PEORIA, Ill. (WMBD) — Peoria Public Schools District 150 is moving forward with its initiative to promote inclusivity within its lesson plans.
When students return to class in the fall, they’ll be greeted with a more LGBTQ+ friendly education as the district will infuse LGBTQ+ history into its curriculum.
Superintendent Dr. Sharon Desmoulin-Kherat said the plan is part of HB246, which is a 2019 state mandate requiring LGBTQ+ curriculum in grades K-12. She said it’s a plan she’s anxious to see implemented.
“I’m really excited that we were able to identify a curriculum through our community so it’s not going to cost us anything,” Dr. Kherat said. “It was really needed.”
She said the initiative was a collaboration with community members, The Hult Center for Healthy Living, and Central Illinois Friends. She said she believes the process will be enlightening and educate students and teachers alike.
“It’s just really made us a much more inclusive, progressive, open district that’s welcoming to everybody and also, in the end, educate us all,” Dr. Kherat said.
Deric Kimler, CEO of Central Illinois Friends, said there will not be a specific course dedicated to LGBTQ+ history, but rather a resource that teachers can use when applicable.
“This is a resource that educators get to use no matter what class they’re teaching,” Kimler said.
He said the resource that will be used in lesson plans comes from the Legacy Project, a Chicago-based nonprofit. Kimler said it’s important to highlight LGBTQ+ historic figures because it gives the representation to LGBTQ+ youth that’s been lacking in the scholastic setting.
“You are helping children that are having identity crisis get out of their heads and get into the books that you are trying to teach them,” Kimler said. “You’re letting them know ‘it’s okay to be you.”
He said a little nod goes a long way.
“For instances, you’re talking about George Washington Carver today, include that fact that he was a gay man because he was,” Kimler said. “You’re talking about Friedrich Von Steuben today, include the fact that he was an openly gay man.

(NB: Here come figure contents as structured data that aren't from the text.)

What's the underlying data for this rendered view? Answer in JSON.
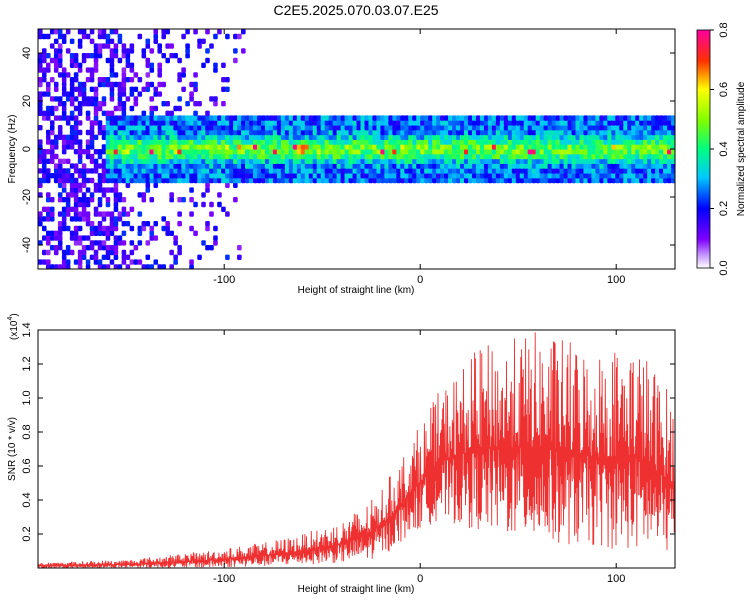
{
  "title": "C2E5.2025.070.03.07.E25",
  "chart_data": [
    {
      "type": "heatmap",
      "xlabel": "Height of straight line (km)",
      "ylabel": "Frequency (Hz)",
      "xlim": [
        -195,
        130
      ],
      "ylim": [
        -50,
        50
      ],
      "xticks": [
        -100,
        0,
        100
      ],
      "xtick_labels": [
        "-100",
        "0",
        "100"
      ],
      "yticks": [
        -40,
        -20,
        0,
        20,
        40
      ],
      "ytick_labels": [
        "-40",
        "-20",
        "0",
        "20",
        "40"
      ],
      "colorbar": {
        "label": "Normalized spectral amplitude",
        "range": [
          0,
          0.8
        ],
        "ticks": [
          0,
          0.2,
          0.4,
          0.6,
          0.8
        ],
        "tick_labels": [
          "0.0",
          "0.2",
          "0.4",
          "0.6",
          "0.8"
        ],
        "colors": [
          "#ffffff",
          "#7f00ff",
          "#0000ff",
          "#00ffff",
          "#00ff00",
          "#ffff00",
          "#ff8000",
          "#ff0000",
          "#ff00ff"
        ]
      },
      "band": {
        "center_hz": 0,
        "half_width_hz": 10,
        "peak_amplitude": 0.8,
        "strong_from_km": -160
      }
    },
    {
      "type": "line",
      "xlabel": "Height of straight line (km)",
      "ylabel": "SNR (10 * v/v)",
      "ylabel_multiplier": "(x10",
      "ylabel_exponent": "4",
      "xlim": [
        -195,
        130
      ],
      "ylim": [
        0,
        1.4
      ],
      "xticks": [
        -100,
        0,
        100
      ],
      "xtick_labels": [
        "-100",
        "0",
        "100"
      ],
      "yticks": [
        0.2,
        0.4,
        0.6,
        0.8,
        1.0,
        1.2,
        1.4
      ],
      "ytick_labels": [
        "0.2",
        "0.4",
        "0.6",
        "0.8",
        "1.0",
        "1.2",
        "1.4"
      ],
      "line_color": "#ee3030",
      "envelope": [
        {
          "x": -195,
          "low": 0.0,
          "high": 0.03
        },
        {
          "x": -150,
          "low": 0.0,
          "high": 0.05
        },
        {
          "x": -110,
          "low": 0.0,
          "high": 0.1
        },
        {
          "x": -80,
          "low": 0.01,
          "high": 0.15
        },
        {
          "x": -60,
          "low": 0.02,
          "high": 0.2
        },
        {
          "x": -40,
          "low": 0.03,
          "high": 0.28
        },
        {
          "x": -25,
          "low": 0.05,
          "high": 0.4
        },
        {
          "x": -15,
          "low": 0.1,
          "high": 0.55
        },
        {
          "x": -5,
          "low": 0.2,
          "high": 0.75
        },
        {
          "x": 10,
          "low": 0.28,
          "high": 1.05
        },
        {
          "x": 30,
          "low": 0.22,
          "high": 1.3
        },
        {
          "x": 60,
          "low": 0.15,
          "high": 1.4
        },
        {
          "x": 90,
          "low": 0.12,
          "high": 1.3
        },
        {
          "x": 110,
          "low": 0.1,
          "high": 1.35
        },
        {
          "x": 130,
          "low": 0.08,
          "high": 1.0
        }
      ]
    }
  ]
}
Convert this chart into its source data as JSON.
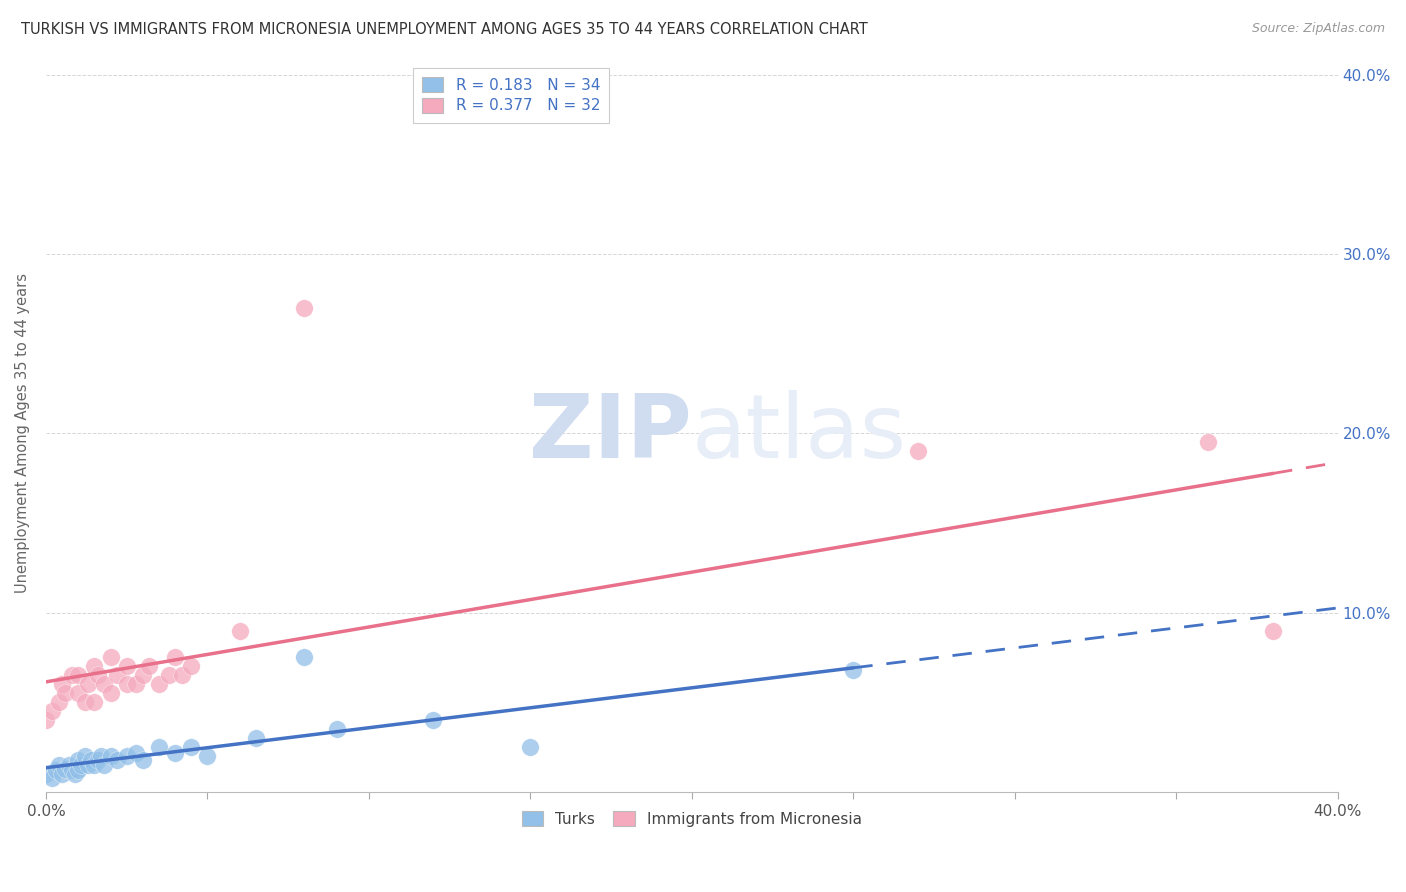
{
  "title": "TURKISH VS IMMIGRANTS FROM MICRONESIA UNEMPLOYMENT AMONG AGES 35 TO 44 YEARS CORRELATION CHART",
  "source": "Source: ZipAtlas.com",
  "ylabel": "Unemployment Among Ages 35 to 44 years",
  "xlim": [
    0.0,
    0.4
  ],
  "ylim": [
    0.0,
    0.4
  ],
  "watermark_zip": "ZIP",
  "watermark_atlas": "atlas",
  "blue_R": 0.183,
  "blue_N": 34,
  "pink_R": 0.377,
  "pink_N": 32,
  "blue_color": "#92C0E8",
  "pink_color": "#F5AABE",
  "blue_line_color": "#4472C4",
  "pink_line_color": "#E8708A",
  "turks_x": [
    0.0,
    0.002,
    0.003,
    0.004,
    0.005,
    0.006,
    0.007,
    0.008,
    0.009,
    0.01,
    0.01,
    0.011,
    0.012,
    0.013,
    0.014,
    0.015,
    0.016,
    0.017,
    0.018,
    0.02,
    0.022,
    0.025,
    0.028,
    0.03,
    0.035,
    0.04,
    0.045,
    0.05,
    0.065,
    0.08,
    0.09,
    0.12,
    0.15,
    0.25
  ],
  "turks_y": [
    0.01,
    0.008,
    0.012,
    0.015,
    0.01,
    0.013,
    0.015,
    0.012,
    0.01,
    0.012,
    0.018,
    0.015,
    0.02,
    0.015,
    0.018,
    0.015,
    0.018,
    0.02,
    0.015,
    0.02,
    0.018,
    0.02,
    0.022,
    0.018,
    0.025,
    0.022,
    0.025,
    0.02,
    0.03,
    0.075,
    0.035,
    0.04,
    0.025,
    0.068
  ],
  "micro_x": [
    0.0,
    0.002,
    0.004,
    0.005,
    0.006,
    0.008,
    0.01,
    0.01,
    0.012,
    0.013,
    0.015,
    0.015,
    0.016,
    0.018,
    0.02,
    0.02,
    0.022,
    0.025,
    0.025,
    0.028,
    0.03,
    0.032,
    0.035,
    0.038,
    0.04,
    0.042,
    0.045,
    0.06,
    0.08,
    0.27,
    0.36,
    0.38
  ],
  "micro_y": [
    0.04,
    0.045,
    0.05,
    0.06,
    0.055,
    0.065,
    0.055,
    0.065,
    0.05,
    0.06,
    0.05,
    0.07,
    0.065,
    0.06,
    0.055,
    0.075,
    0.065,
    0.06,
    0.07,
    0.06,
    0.065,
    0.07,
    0.06,
    0.065,
    0.075,
    0.065,
    0.07,
    0.09,
    0.27,
    0.19,
    0.195,
    0.09
  ],
  "blue_trend_start_x": 0.0,
  "blue_trend_solid_end_x": 0.25,
  "blue_trend_dashed_end_x": 0.4,
  "pink_trend_start_x": 0.0,
  "pink_trend_solid_end_x": 0.38,
  "pink_trend_dashed_end_x": 0.4
}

Yes, the father of the U.S. military was an openly gay man.”
Kimler also said incorporating LGBTQ+ history may look different for elementary students and junior high students who are taught history differently.
“It’s simply just providing safe space by providing LGBTQ+ inclusive books and also understanding that some of those kids in your class, some of your friends, may have mommies and mommies and daddies and daddies,” Kimler said.
He also said he understands some parents may be uneasy about the topic and is assuring them the lessons are about history and not sex.
“When we talk about presidents and their first wives, we don’t talk about what they’re doing in bed, we talk about what they provided us and what accolades they had,” Kimler said. “When we’re talking about LGBTQ+ history, we’re simply talking about all the great things that we benefit from today that they gave us, not what they did in bed.”
Kimler said the Legacy Project is a great tool for everyone and anyone can go online and see what’s being taught. He said it’s essential for everyone to have a safe space to learn.